Are they racist, given they clearly bought into his message about Ireland’s marginalised gypsy culture?

It was all getting a bit Father Ted at one stage, as the righteous mob couldn’t wait to ascend their high horses.

But now, with the campaign over, let’s put a few things into perspective.

For all of the Derryman’s success, the country has overwhelmingly re-elected Michael D Higgins, who gave a powerful reposte to the coarse language espoused by Casey.

“Words matter. Words can hurt. Words can heal. Words can empower. Words can divide,” boomed Higgins during his victory speech.

Casey, before he made his comments about Travellers, was in last place, based on several opinion polls.

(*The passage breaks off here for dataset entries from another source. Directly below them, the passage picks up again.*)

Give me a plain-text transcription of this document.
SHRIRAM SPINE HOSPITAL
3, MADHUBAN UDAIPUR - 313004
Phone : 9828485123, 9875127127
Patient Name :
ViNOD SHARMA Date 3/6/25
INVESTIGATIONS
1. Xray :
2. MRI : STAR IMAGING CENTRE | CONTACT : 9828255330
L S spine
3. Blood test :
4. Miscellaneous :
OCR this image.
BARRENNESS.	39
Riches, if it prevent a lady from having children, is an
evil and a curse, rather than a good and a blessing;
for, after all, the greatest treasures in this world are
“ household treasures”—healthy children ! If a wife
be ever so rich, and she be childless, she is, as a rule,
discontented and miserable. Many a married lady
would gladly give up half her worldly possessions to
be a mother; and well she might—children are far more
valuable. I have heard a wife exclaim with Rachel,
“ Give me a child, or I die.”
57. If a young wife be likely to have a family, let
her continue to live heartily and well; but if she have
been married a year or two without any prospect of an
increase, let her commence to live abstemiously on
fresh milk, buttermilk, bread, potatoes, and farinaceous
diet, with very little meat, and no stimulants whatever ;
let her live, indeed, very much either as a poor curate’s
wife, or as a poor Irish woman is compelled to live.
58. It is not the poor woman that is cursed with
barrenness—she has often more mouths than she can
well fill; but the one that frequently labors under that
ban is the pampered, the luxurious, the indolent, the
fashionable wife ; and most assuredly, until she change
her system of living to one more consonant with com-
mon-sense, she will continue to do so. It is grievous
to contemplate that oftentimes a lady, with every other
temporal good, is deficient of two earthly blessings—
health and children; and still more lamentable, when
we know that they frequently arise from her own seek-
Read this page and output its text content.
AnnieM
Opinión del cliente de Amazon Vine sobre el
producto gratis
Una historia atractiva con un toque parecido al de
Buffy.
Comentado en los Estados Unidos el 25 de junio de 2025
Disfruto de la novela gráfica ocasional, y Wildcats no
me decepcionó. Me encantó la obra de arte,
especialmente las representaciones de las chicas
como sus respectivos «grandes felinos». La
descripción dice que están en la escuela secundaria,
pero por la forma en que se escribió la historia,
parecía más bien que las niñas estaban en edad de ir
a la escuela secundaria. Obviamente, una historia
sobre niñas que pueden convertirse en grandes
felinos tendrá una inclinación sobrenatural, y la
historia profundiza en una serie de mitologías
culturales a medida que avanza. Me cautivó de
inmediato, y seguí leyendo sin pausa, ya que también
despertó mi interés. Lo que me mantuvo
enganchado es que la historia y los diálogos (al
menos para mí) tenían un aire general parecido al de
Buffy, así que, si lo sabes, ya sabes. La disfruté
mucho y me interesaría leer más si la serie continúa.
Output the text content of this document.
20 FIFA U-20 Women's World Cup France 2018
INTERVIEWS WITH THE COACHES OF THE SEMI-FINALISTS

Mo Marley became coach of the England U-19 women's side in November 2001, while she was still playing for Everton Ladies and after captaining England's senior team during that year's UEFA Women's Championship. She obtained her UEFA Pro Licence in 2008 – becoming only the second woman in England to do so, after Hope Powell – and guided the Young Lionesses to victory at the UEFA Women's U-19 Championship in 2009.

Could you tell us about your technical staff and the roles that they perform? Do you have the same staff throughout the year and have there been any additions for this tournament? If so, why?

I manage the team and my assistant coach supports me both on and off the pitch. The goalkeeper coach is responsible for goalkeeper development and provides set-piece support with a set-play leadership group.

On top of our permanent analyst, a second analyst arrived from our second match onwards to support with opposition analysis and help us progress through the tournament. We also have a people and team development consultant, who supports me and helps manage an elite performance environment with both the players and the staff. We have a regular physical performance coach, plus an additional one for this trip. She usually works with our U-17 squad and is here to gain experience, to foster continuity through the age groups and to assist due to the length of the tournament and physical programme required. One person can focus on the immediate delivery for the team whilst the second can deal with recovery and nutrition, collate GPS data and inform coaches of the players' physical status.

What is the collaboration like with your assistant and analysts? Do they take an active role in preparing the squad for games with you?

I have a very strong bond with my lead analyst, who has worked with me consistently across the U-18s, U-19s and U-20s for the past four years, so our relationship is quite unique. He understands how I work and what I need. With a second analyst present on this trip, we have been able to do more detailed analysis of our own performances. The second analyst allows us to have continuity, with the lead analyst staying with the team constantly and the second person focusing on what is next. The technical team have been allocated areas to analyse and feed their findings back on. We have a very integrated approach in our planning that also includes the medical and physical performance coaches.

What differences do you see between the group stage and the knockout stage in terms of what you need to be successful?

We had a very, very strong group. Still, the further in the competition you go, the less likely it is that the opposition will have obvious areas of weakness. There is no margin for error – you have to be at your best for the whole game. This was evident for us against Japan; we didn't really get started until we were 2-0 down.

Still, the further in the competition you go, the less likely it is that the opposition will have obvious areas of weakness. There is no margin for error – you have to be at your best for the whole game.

Nobody knew who he was and nobody was listening.

Once opinion polls emerged which showed Higgins was on course for victory — by a huge margin — attention shifted to who would come second, and in reality Casey was the only one showing a bit of life.

A soft target as they may be, it is clear his comments, particularly around the taxpayer-funded housing development in Tipperary (which Travellers refused to accept because of a lack of stables for horses), that many agreed with him.

His comments allowed him, on October 17, to dominate the TV debate on Virgin Media and set him apart from the other candidates.

Rounded upon by his fellow candidates and the politically correct social media community, all of a sudden Casey was alive.

His faux threat on RTÉ radio to consider exiting the race last weekend, while writing a major newspaper column, showed that he was quite able to manipulate the media for his own end.

Jumping from 1% to 23% in less than 10 days was a remarkable spike in popularity.

Much was made of the fact that Casey’s vote was strong among rural voters, but such analysis is too simplistic.

His fellow Dragon and wooden-spoon recipient, Gavin Duffy, gave an accurate summation of Casey’s spectacular performance.

He stressed that Casey is not an “evil genius” and that his Travelling community comments should not be overstated to represent something Ireland is not.

“If there was some strategy then you would have to attribute some evil genius to him,” said Duffy. “He was throwing grenades repeatedly, one of them was going to explode, it did, and it drove him up in the polls.”

By beating expections, Casey has been able to claim victory in his defeat.

His “victory” is as clear a sign as we need to show us we are not nearly as progressive as we think we are and we are in some part still, a very racist country.